Turbulenzen hat die nachlassende geldpolitische Unterstützung der Notenbanken auch an den Anleihenmärkten verursacht, denen heuer wohl ein schwieriges Jahr bevorsteht. Warum? Einerseits lassen die Notenbanken ihre Wertpapierkäufe auslaufen oder drosseln diese, wodurch deren künstliche Nachfrage sukzessive wegfällt. Zudem stehen bei steigendem Zinsniveau neue, höher verzinste Anleihen alten mit niedrigeren jährlichen Zinszahlungen gegenüber. Anleger schichten daher in die neuen Schuldpapiere um, weshalb es bei den alten zu Kursverlusten kommt – keine günstige Entwicklung für bestehende Anleihenanleger. Und für neue Investitionen ist das Zinsniveau noch recht tief. Zwar haben sich schon in den vergangenen Wochen viele Anleger aus Staatsanleihen zurückgezogen, was deren Renditen nach oben getrieben habt. In den USA sind derzeit für zehnjährige Bonds trotzdem nur 1,75 Prozent pro Jahr zu lukrieren – was deutlich unter der hohen US-Inflation liegt. In Europa sieht es nicht besser aus, für deutsche zehnjährige Schuldverschreibungen gibt es zurzeit etwa null Prozent Rendite.

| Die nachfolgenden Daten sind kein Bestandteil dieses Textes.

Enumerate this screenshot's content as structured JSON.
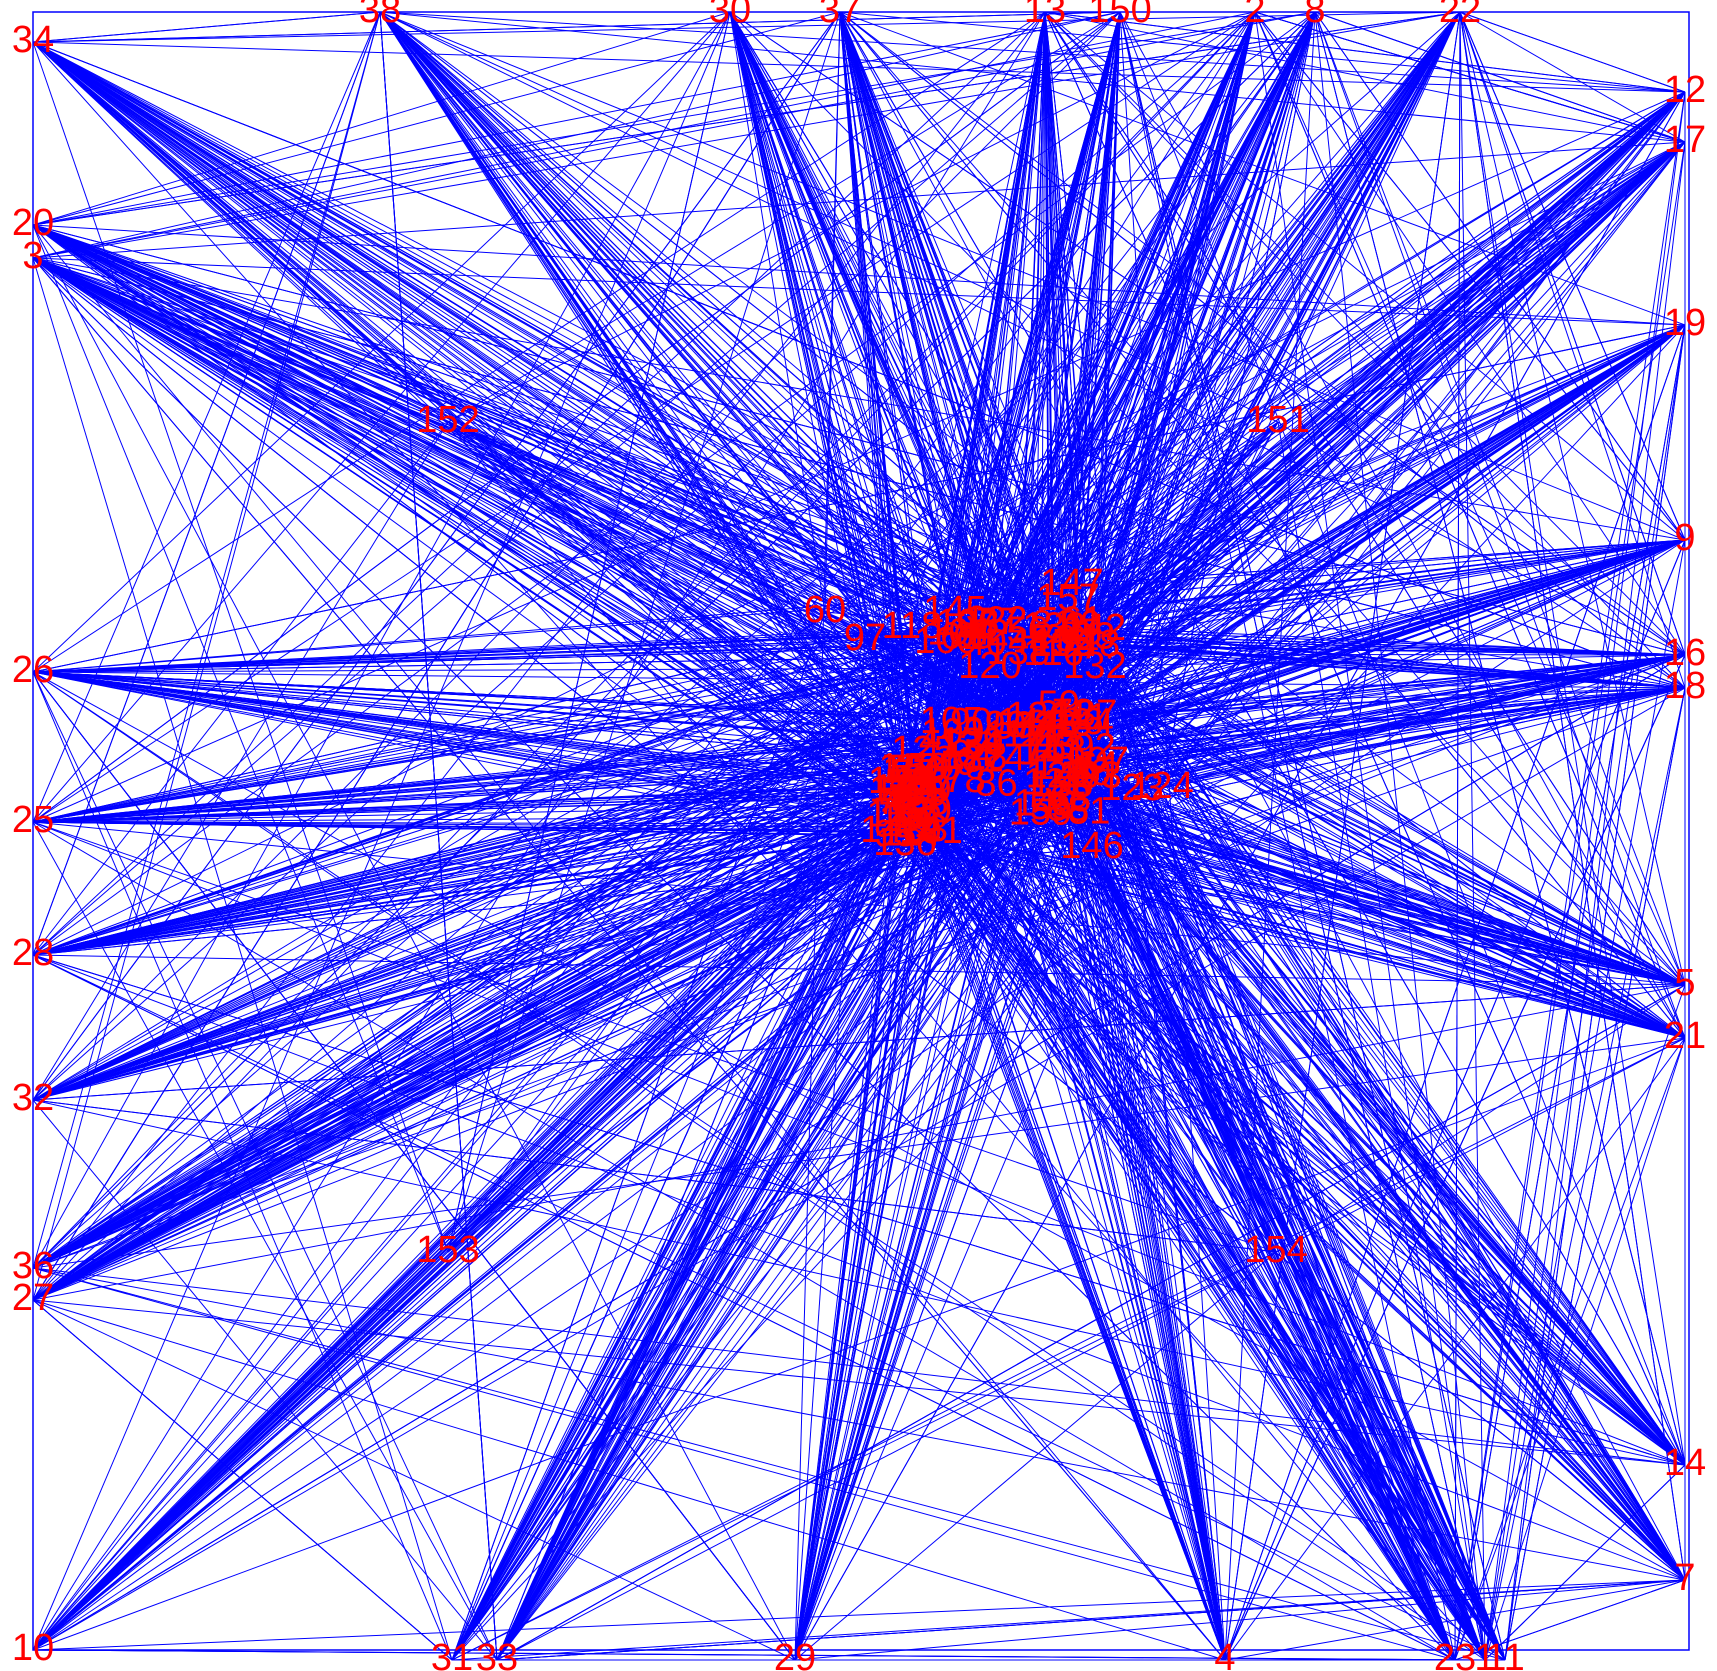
{
  "colors": {
    "edge": "#0000ff",
    "label": "#ff0000",
    "background": "#ffffff",
    "frame": "#0000ff"
  },
  "chart_data": {
    "type": "network",
    "title": "",
    "node_labels": {
      "perimeter": [
        "34",
        "38",
        "30",
        "37",
        "13",
        "150",
        "2",
        "8",
        "22",
        "12",
        "17",
        "20",
        "3",
        "19",
        "9",
        "26",
        "16",
        "18",
        "25",
        "28",
        "5",
        "21",
        "32",
        "36",
        "27",
        "14",
        "7",
        "10",
        "31",
        "33",
        "29",
        "4",
        "23",
        "1",
        "11"
      ],
      "quadrant": [
        "152",
        "151",
        "153",
        "154"
      ],
      "center": [
        "60",
        "97",
        "118",
        "145",
        "147",
        "157",
        "146",
        "123",
        "124",
        "132",
        "126",
        "120",
        "125",
        "130",
        "136",
        "143",
        "100",
        "127",
        "102",
        "103",
        "104",
        "105",
        "106",
        "107",
        "108",
        "109",
        "110",
        "111",
        "112",
        "113",
        "114",
        "115",
        "116",
        "117",
        "119",
        "121",
        "122",
        "128",
        "129",
        "131",
        "133",
        "134",
        "135",
        "137",
        "138",
        "139",
        "140",
        "141",
        "142",
        "144",
        "148",
        "149",
        "155",
        "156",
        "158",
        "159",
        "40",
        "41",
        "42",
        "43",
        "44",
        "45",
        "46",
        "47",
        "48",
        "49",
        "50",
        "51",
        "52",
        "53",
        "54",
        "55",
        "56",
        "57",
        "58",
        "59",
        "61",
        "62",
        "63",
        "64",
        "65",
        "66",
        "67",
        "68",
        "69",
        "70",
        "71",
        "72",
        "73",
        "74",
        "75",
        "76",
        "77",
        "78",
        "79",
        "80",
        "81",
        "82",
        "83",
        "84",
        "85",
        "86",
        "87",
        "88",
        "89",
        "90",
        "91",
        "92",
        "93",
        "94",
        "95",
        "96",
        "98",
        "99",
        "101"
      ]
    }
  }
}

Grundsätzlich positiv sind steigende Zinsen für Spareinlagen. Jedoch wird die EZB erst die Strafzinsen für Bankeinlagen zurückfahren, bevor der Leitzins als Grundlage für die Sparzinsen erhöht wird. Ob das schon ausreicht, um den Wettbewerb zwischen den Banken bei ihren Zinsangeboten anzuheizen, bleibt abzuwarten.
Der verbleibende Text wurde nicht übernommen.